Les images du reportage montraient un sol jonché de mégots à quelques pas du service de thérapie intensive pour enfants, des sacs poubelles entreposés le long des couloirs empruntés par les malades sur leurs civières, ou un brancardier qui fume alors qu'il accompagne un patient.

Le directeur de l'Umberto 1er, qui a pris ses fonctions en août 2005, est aussi revenu sur les images de déjections canines photographiées par L'Espresso dans un couloir, en ajoutant: "vous n'avez pas vu les excréments qui suintent des murs.

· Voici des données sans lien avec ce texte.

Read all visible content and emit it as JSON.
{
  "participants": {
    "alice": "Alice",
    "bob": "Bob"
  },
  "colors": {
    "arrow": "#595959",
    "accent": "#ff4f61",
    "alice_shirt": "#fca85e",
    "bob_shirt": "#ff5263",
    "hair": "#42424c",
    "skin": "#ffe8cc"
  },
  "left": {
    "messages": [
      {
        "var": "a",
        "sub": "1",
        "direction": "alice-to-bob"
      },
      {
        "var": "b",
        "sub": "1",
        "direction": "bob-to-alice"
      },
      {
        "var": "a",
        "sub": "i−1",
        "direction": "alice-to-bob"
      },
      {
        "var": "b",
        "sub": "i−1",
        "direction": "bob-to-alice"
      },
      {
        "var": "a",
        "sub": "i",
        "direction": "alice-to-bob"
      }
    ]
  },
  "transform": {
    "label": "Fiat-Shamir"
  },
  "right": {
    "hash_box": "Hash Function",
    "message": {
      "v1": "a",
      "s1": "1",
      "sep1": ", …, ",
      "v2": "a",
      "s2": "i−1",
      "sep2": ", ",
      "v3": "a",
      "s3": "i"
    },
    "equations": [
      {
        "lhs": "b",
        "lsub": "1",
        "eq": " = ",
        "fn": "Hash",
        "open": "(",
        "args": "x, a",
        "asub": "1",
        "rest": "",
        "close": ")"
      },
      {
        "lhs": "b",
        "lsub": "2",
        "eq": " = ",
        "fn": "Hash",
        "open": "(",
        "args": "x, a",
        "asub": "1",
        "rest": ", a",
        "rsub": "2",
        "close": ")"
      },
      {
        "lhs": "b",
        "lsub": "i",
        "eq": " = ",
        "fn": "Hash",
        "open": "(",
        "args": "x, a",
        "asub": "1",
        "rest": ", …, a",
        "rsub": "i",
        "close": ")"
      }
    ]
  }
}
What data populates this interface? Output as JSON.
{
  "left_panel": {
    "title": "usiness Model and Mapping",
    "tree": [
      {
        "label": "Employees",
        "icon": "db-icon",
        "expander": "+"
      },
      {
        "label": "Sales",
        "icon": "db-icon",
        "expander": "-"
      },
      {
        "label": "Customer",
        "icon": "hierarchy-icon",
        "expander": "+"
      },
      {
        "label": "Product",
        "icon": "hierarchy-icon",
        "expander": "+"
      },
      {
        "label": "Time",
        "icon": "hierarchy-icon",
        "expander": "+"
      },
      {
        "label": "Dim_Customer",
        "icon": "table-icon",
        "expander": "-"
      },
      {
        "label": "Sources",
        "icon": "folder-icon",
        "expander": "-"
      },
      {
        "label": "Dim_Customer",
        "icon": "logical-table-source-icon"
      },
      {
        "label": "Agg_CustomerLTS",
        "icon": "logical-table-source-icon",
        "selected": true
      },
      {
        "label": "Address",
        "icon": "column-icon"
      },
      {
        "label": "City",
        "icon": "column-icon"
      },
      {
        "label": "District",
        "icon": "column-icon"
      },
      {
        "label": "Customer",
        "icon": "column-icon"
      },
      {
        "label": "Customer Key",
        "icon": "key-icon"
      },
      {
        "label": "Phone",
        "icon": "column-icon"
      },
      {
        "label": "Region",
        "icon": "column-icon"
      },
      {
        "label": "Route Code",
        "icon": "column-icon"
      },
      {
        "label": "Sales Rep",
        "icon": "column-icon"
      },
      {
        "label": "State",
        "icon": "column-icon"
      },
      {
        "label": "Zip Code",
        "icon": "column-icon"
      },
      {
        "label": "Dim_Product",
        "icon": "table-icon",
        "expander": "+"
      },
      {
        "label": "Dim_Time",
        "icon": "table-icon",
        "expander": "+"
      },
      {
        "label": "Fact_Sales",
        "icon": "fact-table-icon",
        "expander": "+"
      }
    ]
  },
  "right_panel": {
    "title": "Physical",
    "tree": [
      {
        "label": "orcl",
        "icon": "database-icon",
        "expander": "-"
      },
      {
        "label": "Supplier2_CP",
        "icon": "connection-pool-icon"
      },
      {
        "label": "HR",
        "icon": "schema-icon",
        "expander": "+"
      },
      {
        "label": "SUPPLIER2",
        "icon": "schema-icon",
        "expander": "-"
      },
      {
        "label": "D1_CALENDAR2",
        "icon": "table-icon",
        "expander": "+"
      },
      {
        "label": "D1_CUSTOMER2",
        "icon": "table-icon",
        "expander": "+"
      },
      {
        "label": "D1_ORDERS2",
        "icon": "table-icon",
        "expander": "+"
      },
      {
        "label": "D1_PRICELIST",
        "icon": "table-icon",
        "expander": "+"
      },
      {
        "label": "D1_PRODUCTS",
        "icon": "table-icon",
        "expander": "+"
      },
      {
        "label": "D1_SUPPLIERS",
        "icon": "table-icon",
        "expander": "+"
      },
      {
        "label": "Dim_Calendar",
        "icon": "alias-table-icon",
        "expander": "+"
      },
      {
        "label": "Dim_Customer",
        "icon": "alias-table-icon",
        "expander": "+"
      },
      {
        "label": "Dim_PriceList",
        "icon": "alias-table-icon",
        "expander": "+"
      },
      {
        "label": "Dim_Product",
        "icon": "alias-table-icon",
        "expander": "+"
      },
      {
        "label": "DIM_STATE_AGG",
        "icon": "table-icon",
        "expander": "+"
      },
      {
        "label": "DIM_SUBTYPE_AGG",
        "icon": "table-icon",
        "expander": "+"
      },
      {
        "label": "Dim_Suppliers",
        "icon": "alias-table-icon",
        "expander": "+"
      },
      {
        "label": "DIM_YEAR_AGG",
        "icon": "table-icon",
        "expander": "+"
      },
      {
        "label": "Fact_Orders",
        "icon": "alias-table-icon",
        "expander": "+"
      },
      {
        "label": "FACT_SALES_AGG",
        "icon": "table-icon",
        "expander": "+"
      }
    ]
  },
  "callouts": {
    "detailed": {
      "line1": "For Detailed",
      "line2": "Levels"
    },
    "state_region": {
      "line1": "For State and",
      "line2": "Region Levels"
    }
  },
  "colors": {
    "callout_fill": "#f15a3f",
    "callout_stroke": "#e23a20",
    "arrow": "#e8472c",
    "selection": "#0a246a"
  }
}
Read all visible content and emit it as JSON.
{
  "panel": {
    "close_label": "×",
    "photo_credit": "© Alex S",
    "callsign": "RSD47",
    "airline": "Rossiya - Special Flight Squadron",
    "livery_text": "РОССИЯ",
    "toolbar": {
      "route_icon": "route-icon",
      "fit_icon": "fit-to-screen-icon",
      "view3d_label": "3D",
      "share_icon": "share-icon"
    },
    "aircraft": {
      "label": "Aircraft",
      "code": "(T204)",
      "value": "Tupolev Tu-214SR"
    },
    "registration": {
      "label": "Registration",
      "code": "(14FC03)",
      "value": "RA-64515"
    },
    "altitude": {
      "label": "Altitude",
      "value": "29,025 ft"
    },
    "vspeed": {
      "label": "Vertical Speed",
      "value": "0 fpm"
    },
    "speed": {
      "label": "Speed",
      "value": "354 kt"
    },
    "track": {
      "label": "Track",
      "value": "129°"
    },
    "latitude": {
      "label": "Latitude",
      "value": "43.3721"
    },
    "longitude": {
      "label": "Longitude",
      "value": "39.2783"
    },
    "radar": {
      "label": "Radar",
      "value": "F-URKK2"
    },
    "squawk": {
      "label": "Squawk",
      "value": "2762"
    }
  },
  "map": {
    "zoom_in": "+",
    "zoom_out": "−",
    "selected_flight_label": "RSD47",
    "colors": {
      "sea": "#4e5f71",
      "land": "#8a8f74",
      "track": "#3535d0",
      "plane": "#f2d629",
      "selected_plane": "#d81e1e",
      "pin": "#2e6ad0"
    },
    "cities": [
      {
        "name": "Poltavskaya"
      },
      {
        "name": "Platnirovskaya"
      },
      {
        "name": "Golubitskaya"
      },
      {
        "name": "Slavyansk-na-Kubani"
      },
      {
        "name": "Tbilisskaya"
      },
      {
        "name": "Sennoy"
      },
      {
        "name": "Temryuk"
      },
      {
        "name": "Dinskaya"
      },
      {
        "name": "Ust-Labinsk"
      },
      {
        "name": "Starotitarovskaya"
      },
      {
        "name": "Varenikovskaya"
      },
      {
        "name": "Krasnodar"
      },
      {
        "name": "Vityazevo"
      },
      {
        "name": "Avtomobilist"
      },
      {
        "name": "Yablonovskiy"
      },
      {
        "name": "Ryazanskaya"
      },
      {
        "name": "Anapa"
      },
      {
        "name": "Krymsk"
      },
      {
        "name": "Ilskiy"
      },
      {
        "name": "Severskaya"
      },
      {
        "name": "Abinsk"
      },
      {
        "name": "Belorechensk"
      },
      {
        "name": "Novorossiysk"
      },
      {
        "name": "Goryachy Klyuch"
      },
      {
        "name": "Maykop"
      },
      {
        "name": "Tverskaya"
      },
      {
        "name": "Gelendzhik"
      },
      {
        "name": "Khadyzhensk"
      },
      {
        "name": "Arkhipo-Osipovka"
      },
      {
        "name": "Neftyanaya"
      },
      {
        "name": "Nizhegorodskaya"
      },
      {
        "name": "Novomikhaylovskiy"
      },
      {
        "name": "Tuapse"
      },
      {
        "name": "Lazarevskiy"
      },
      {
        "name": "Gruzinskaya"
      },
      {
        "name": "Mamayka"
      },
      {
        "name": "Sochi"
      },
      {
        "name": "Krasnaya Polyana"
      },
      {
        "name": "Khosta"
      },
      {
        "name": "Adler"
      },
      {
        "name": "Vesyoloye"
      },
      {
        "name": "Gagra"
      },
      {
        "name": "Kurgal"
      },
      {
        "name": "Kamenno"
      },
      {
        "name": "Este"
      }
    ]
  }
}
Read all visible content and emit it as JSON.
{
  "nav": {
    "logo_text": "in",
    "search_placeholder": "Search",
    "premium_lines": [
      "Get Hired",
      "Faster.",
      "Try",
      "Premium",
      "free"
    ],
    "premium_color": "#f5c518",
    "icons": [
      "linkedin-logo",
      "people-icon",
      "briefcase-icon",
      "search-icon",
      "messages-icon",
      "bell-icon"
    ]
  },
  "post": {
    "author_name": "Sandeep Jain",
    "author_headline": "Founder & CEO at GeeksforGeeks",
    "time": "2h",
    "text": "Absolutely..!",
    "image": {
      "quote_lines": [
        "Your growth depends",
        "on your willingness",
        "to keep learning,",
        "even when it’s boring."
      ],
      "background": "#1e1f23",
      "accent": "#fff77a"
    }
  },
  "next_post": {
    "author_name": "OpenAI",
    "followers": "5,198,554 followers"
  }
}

Ces excréments sont plus dangereux que tout le reste". Il n'a pas précisé les raisons de cette contamination.

Ubaldo Montaguti affirme avoir pris en photo ces images de dégradation et les avoir montrées au maire de Rome Walter Veltroni, au président de la région Latium Piero Marazzo et à l'adjoint de la Région à la santé, Augusto Battaglia.

"Avant Noël, j'ai fait le tour de tous les ministères pour réussir à les convaincre que nous ne pouvons pas continuer dans ces conditions", conclut-il

Après l'article de l'Espresso, le ministère de la Santé a fait effectuer une enquête dans la moitié des hôpitaux de la péninsule qui a révélé que 7,5% des établissements présentaient des "lacunes au niveau de l'hygiène".